OpenAI published its proof attempts on February 14 for First Proof, a challenge put together by 11 leading mathematicians from educational institutions like Harvard, Yale, Stanford, and MIT.
The challenge is a set of 10 unpublished, research-level math problems designed specifically to be impossible for artificial intelligence (AI) models to have seen before. The aim is to understand whether an AI is truly reasoning when solving a problem versus potentially remembering how to solve an already known math problem.

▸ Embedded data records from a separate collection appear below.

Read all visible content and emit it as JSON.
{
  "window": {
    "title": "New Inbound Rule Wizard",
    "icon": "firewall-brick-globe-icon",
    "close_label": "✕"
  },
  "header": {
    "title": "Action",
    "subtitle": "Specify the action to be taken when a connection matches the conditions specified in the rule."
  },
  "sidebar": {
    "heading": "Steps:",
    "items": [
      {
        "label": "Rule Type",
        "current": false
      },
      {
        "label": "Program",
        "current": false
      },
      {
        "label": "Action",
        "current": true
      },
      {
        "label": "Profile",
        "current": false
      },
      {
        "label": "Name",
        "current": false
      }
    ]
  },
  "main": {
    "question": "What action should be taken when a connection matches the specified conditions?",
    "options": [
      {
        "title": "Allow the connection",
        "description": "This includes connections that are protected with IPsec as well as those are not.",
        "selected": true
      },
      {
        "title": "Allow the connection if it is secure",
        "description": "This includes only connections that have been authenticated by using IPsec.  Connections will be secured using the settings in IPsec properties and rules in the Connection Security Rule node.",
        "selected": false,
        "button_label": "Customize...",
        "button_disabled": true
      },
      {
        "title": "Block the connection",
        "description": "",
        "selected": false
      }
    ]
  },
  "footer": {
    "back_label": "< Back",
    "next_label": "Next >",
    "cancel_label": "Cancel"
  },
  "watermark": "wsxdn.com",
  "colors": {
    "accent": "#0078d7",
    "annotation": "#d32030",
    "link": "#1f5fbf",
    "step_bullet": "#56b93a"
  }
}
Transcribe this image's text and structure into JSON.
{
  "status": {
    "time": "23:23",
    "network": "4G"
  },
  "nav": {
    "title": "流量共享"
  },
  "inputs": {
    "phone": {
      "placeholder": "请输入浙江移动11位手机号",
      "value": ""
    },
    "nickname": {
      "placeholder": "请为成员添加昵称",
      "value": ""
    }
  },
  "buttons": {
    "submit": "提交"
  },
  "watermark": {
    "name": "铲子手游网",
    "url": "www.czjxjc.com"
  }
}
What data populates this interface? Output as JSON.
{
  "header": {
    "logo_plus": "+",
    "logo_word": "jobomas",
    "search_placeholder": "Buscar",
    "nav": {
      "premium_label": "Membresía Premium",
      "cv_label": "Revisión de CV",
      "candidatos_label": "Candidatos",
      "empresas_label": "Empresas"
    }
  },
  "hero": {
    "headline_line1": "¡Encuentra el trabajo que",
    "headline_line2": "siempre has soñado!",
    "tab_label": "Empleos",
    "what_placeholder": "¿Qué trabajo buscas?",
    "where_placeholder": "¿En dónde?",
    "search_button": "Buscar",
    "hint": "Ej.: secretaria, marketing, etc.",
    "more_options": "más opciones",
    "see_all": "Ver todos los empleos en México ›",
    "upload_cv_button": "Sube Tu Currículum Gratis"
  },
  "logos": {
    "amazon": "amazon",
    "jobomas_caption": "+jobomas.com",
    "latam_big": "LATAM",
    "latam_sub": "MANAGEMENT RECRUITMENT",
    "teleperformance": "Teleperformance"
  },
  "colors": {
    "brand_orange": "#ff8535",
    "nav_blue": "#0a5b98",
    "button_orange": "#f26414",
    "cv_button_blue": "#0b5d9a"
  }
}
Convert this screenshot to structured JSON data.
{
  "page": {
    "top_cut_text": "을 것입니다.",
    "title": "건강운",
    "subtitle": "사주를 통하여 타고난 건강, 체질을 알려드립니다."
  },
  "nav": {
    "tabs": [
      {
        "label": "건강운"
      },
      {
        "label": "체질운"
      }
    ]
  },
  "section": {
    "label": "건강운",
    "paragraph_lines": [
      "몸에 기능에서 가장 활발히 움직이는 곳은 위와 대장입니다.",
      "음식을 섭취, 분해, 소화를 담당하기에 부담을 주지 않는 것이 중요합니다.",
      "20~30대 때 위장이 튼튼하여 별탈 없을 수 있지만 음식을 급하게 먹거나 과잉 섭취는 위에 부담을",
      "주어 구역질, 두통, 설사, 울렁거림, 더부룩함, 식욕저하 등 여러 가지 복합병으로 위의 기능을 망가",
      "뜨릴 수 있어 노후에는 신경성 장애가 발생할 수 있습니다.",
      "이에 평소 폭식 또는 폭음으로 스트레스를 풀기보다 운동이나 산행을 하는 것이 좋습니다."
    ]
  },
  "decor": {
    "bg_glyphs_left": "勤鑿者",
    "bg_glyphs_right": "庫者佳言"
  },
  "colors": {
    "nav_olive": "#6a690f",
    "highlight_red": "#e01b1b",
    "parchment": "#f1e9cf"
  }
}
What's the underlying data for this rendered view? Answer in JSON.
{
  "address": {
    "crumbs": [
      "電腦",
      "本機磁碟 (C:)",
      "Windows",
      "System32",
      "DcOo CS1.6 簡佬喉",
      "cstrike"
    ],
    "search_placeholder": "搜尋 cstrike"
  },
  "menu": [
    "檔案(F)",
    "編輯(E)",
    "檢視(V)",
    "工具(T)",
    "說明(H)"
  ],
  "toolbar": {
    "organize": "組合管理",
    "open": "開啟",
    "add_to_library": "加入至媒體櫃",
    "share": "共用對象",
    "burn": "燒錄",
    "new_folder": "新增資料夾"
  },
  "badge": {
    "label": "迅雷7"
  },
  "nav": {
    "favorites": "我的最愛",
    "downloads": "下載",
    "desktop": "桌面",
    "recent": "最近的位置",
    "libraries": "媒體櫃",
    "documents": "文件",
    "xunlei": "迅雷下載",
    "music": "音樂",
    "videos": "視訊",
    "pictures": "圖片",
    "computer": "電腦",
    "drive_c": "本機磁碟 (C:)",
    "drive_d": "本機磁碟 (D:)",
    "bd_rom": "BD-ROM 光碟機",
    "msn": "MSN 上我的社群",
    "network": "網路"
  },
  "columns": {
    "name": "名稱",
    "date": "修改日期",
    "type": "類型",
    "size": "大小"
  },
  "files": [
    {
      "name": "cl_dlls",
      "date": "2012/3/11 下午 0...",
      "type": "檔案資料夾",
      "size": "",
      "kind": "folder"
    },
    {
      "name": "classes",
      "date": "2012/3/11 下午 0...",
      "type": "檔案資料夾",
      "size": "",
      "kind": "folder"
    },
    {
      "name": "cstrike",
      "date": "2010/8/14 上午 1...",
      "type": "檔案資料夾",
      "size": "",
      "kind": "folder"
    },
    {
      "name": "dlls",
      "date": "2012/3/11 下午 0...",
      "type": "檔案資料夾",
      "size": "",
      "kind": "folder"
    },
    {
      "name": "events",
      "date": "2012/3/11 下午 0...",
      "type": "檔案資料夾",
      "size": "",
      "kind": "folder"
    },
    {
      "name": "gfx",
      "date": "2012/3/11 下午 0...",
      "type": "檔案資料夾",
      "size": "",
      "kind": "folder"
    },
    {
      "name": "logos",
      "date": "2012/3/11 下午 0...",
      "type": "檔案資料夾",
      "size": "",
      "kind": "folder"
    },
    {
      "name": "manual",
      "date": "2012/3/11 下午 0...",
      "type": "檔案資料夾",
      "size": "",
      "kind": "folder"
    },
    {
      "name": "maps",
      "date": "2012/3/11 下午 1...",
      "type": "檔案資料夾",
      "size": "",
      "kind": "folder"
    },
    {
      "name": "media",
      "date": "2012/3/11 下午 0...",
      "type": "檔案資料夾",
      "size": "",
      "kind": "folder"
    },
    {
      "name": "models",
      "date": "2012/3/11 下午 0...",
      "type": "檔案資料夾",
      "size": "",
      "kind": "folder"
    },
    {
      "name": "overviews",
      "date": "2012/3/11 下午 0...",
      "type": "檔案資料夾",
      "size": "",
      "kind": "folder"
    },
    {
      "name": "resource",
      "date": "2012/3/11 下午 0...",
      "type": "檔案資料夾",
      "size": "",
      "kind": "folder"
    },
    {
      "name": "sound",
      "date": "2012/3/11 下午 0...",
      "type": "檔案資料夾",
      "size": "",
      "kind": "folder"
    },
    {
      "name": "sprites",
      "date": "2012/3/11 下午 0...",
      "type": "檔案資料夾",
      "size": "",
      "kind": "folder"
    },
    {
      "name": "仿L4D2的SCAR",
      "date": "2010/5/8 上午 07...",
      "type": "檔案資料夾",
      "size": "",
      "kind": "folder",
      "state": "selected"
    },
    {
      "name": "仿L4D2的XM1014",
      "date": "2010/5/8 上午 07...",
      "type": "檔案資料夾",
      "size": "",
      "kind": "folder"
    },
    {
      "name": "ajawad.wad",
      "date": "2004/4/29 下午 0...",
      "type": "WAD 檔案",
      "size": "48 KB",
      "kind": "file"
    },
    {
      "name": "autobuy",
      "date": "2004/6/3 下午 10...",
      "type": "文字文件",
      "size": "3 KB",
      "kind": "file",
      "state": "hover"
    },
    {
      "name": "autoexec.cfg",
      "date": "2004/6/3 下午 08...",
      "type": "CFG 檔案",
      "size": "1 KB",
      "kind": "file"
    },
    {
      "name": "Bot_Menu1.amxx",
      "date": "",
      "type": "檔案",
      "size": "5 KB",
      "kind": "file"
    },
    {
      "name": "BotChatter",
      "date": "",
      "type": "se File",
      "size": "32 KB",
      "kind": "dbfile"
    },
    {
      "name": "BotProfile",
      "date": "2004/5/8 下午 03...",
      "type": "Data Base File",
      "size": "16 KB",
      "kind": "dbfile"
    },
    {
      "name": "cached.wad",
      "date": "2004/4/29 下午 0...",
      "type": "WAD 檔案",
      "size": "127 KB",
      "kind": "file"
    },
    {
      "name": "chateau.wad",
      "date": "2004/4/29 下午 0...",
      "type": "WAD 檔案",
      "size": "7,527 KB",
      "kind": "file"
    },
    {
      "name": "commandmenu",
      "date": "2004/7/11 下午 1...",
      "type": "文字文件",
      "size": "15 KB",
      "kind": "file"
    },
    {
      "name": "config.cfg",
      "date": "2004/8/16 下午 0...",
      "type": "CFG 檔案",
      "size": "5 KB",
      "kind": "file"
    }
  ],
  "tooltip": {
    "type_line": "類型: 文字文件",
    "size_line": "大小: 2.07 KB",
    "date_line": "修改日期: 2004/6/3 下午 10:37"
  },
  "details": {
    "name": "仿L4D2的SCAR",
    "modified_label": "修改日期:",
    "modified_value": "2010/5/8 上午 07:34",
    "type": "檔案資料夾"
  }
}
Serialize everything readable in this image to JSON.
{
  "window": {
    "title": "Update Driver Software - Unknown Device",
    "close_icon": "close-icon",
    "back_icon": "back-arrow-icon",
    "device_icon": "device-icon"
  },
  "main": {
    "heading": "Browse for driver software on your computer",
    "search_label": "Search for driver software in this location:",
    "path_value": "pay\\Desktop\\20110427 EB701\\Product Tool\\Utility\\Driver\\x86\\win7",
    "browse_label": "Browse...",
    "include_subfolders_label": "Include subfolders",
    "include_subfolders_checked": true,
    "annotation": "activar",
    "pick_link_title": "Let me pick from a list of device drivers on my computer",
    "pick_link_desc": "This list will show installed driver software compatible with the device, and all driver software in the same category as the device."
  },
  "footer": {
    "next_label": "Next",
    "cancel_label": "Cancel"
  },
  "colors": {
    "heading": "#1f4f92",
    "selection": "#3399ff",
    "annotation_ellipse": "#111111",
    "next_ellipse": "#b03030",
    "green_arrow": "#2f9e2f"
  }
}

The results of the grueling quiz were mixed, but remarkable.
Based on feedback from experts, OpenAI believes at least five of its models’ proof attempts (problems 4, 5, 6, 9, and 10) have a high chance of being correct, with several others still under review.
Chief scientist Jakub Pachocki later updated that number to six, writing: “Based on feedback from experts, we believe at least six solutions (2, 4, 5, 6, 9, 10) have a high chance of being correct, and some further ones look promising.”
He added that the attempt “was a side-sprint executed in a week mostly by querying one of the models we’re currently training,” acknowledging that “the methodology we employed leaves a lot to be desired.”
Mathematicians, however, have already identified potential holes in at least one of those six, and the final verdict will depend on a formal peer review. No specific timeline for the peer review has been publicly announced.
The attempt was the result of a weeklong sprint in which OpenAI’s latest in-house models worked alongside human mathematicians with expertise in the relevant fields.
Importantly, the First Proof rules require that all mathematical ideas come from the AI autonomously; human input for mathematical content is explicitly disallowed, which makes the collaboration with experts a point of scrutiny.
The First Proof team itself found that, without restrictions, AI systems, including GPT 5.2 Pro and Gemini 3.0 Deepthink, confidently produced proofs for all 10 problems, but only two held up under expert review.
This effort fits into OpenAI’s broader push into scientific and numerical reasoning.
In July 2025, one of its models achieved the gold medal at the International Mathematical Olympiad with 35 out of 42 points.
More recently, GPT-5.2 helped researchers solve an open theoretical problem in statistics, with the human role limited to verification and writing rather than mathematical scaffolding.
What is First Proof?
First Proof is a benchmark created by 11 research mathematicians, including Fields Medal-adjacent names from Harvard, Yale, Columbia, and EPFL, to test whether AI can autonomously solve the kind of problems that arise naturally in academic research.
Unlike competition math (think Olympiad problems with clean numerical answers), these are lemmas: smaller, technical proofs that mathematicians encounter while working on larger results.
The problems span fields like algebraic topology, spectral graph theory, symplectic geometry, and numerical linear algebra.
Crucially, none of the solutions had ever been published online before the challenge, preventing any possibility of AI training data contamination.
Solutions were encrypted and released on February 13, giving participants exactly one week to tackle the proofs.
The challenge gets its name from a baking metaphor: the first proof is the bulk fermentation of dough, the first step before anything gets shaped into a final product.
The lesson from First Proof isn’t that AI failed. It’s that the bar for what counts as “solving” a math problem just got significantly higher.